Best practice: tasks should communicate via file paths on shared storage, not via XCom data.
Common Misconceptions
- "Airflow processes data." Airflow is an orchestrator, not a processing engine. It schedules tasks that call Spark, Python scripts, SQL, or APIs to do the actual work.
- "XCom is for passing datasets between tasks." XCom stores values in the metadata database (usually PostgreSQL). It is designed for small values like file paths, row counts, and status flags -- not DataFrames.
- "catchup=True means my DAG is backfill-safe." Enabling catchup runs the DAG for all missed dates, but the DAG must be idempotent (overwrite, not append) to produce correct results.
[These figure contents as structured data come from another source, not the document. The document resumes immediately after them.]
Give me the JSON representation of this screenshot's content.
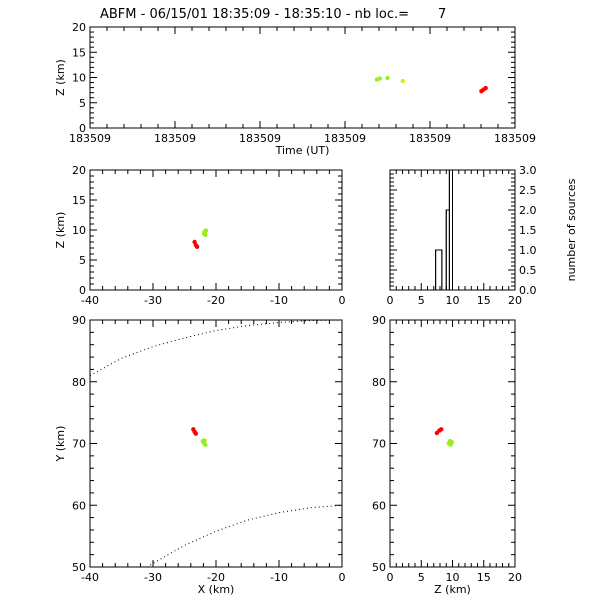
{
  "title": "ABFM - 06/15/01 18:35:09 - 18:35:10 - nb loc.=       7",
  "colors": {
    "red": "#ff0000",
    "green": "#99ee22",
    "yellow": "#ccee22",
    "axis": "#000000"
  },
  "chart_data": [
    {
      "id": "time-height",
      "type": "scatter",
      "xlabel": "Time (UT)",
      "ylabel": "Z (km)",
      "x_tick_labels": [
        "183509",
        "183509",
        "183509",
        "183509",
        "183509",
        "183509"
      ],
      "ylim": [
        0,
        20
      ],
      "yticks": [
        0,
        5,
        10,
        15,
        20
      ],
      "x_domain": [
        0,
        1
      ],
      "series": [
        {
          "color": "green",
          "points": [
            [
              0.675,
              9.6
            ],
            [
              0.682,
              9.8
            ],
            [
              0.7,
              9.9
            ]
          ]
        },
        {
          "color": "yellow",
          "points": [
            [
              0.736,
              9.3
            ]
          ]
        },
        {
          "color": "red",
          "points": [
            [
              0.921,
              7.3
            ],
            [
              0.926,
              7.6
            ],
            [
              0.931,
              7.9
            ]
          ]
        }
      ]
    },
    {
      "id": "x-height",
      "type": "scatter",
      "xlabel": "",
      "ylabel": "Z (km)",
      "xlim": [
        -40,
        0
      ],
      "xticks": [
        -40,
        -30,
        -20,
        -10,
        0
      ],
      "ylim": [
        0,
        20
      ],
      "yticks": [
        0,
        5,
        10,
        15,
        20
      ],
      "series": [
        {
          "color": "green",
          "points": [
            [
              -21.9,
              9.4
            ],
            [
              -21.8,
              9.7
            ],
            [
              -21.6,
              9.9
            ],
            [
              -21.7,
              9.2
            ]
          ]
        },
        {
          "color": "red",
          "points": [
            [
              -23.4,
              8.0
            ],
            [
              -23.2,
              7.5
            ],
            [
              -23.0,
              7.2
            ]
          ]
        }
      ]
    },
    {
      "id": "height-histogram",
      "type": "bar",
      "xlabel": "",
      "ylabel": "number of sources",
      "xlim": [
        0,
        20
      ],
      "xticks": [
        0,
        5,
        10,
        15,
        20
      ],
      "ylim": [
        0,
        3
      ],
      "yticks": [
        "0.0",
        "0.5",
        "1.0",
        "1.5",
        "2.0",
        "2.5",
        "3.0"
      ],
      "bins": [
        {
          "x0": 0,
          "x1": 7.3,
          "value": 0
        },
        {
          "x0": 7.3,
          "x1": 8.3,
          "value": 1
        },
        {
          "x0": 8.3,
          "x1": 9.0,
          "value": 0
        },
        {
          "x0": 9.0,
          "x1": 9.5,
          "value": 2
        },
        {
          "x0": 9.5,
          "x1": 10.0,
          "value": 3
        },
        {
          "x0": 10.0,
          "x1": 20,
          "value": 0
        }
      ]
    },
    {
      "id": "plan-view",
      "type": "scatter",
      "xlabel": "X (km)",
      "ylabel": "Y (km)",
      "xlim": [
        -40,
        0
      ],
      "xticks": [
        -40,
        -30,
        -20,
        -10,
        0
      ],
      "ylim": [
        50,
        90
      ],
      "yticks": [
        50,
        60,
        70,
        80,
        90
      ],
      "series": [
        {
          "color": "green",
          "points": [
            [
              -21.9,
              70.1
            ],
            [
              -21.7,
              69.8
            ],
            [
              -22.1,
              70.4
            ],
            [
              -21.8,
              70.5
            ]
          ]
        },
        {
          "color": "red",
          "points": [
            [
              -23.6,
              72.3
            ],
            [
              -23.4,
              71.9
            ],
            [
              -23.2,
              71.6
            ]
          ]
        }
      ],
      "curves": [
        {
          "style": "dotted",
          "points": [
            [
              -40,
              81
            ],
            [
              -35,
              83.8
            ],
            [
              -30,
              85.7
            ],
            [
              -25,
              87.1
            ],
            [
              -20,
              88.3
            ],
            [
              -15,
              89.1
            ],
            [
              -10,
              89.6
            ],
            [
              -5,
              89.9
            ],
            [
              0,
              90
            ]
          ]
        },
        {
          "style": "dotted",
          "points": [
            [
              -31,
              50
            ],
            [
              -25,
              53.5
            ],
            [
              -20,
              55.8
            ],
            [
              -15,
              57.6
            ],
            [
              -10,
              58.8
            ],
            [
              -5,
              59.6
            ],
            [
              0,
              60
            ]
          ]
        }
      ]
    },
    {
      "id": "z-y-view",
      "type": "scatter",
      "xlabel": "Z (km)",
      "ylabel": "",
      "xlim": [
        0,
        20
      ],
      "xticks": [
        0,
        5,
        10,
        15,
        20
      ],
      "ylim": [
        50,
        90
      ],
      "yticks": [
        50,
        60,
        70,
        80,
        90
      ],
      "series": [
        {
          "color": "green",
          "points": [
            [
              9.4,
              70.0
            ],
            [
              9.7,
              69.8
            ],
            [
              9.9,
              70.2
            ],
            [
              9.6,
              70.4
            ]
          ]
        },
        {
          "color": "red",
          "points": [
            [
              7.5,
              71.7
            ],
            [
              7.9,
              72.1
            ],
            [
              8.2,
              72.3
            ]
          ]
        }
      ]
    }
  ]
}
- "More retries are always safer." Retrying a non-idempotent task that partially succeeded can create duplicates. Fix the root cause rather than adding retries.
Quiz
1. What is the difference between an Operator and a Sensor in Airflow?
An Operator executes an action (run Python code, execute SQL, call an API). A Sensor waits for a condition to be true (file exists, API is healthy, upstream DAG completed) before the pipeline continues.
2. What does mode="reschedule" do for sensors?
Instead of occupying a worker slot while polling, the sensor releases the slot between pokes and is rescheduled by the scheduler. This prevents sensors from blocking workers during long waits.
3. Why should Airflow DAGs be idempotent?
Because DAGs are re-run for failed dates, backfills, and testing. An idempotent DAG produces the same output regardless of how many times it runs for the same execution date, preventing duplicate or inconsistent data.
4. What is the purpose of max_active_runs=1 on a DAG?
It prevents multiple concurrent runs of the same DAG, which is critical for pipelines that write to shared resources (databases, files) where concurrent writes would cause conflicts or corruption.
5. How does the TaskFlow API improve over the traditional Operator approach?
TaskFlow uses
@taskdecorators that let you write normal Python functions and pass data via return values. It eliminates XCom boilerplate, reduces code by 40-60%, and makes the data flow explicit in the code.
One-Liner Summary: Airflow is an orchestrator that tells tasks when to run and in what order, not a data processor -- and every DAG must be idempotent, backfill-safe, and observable.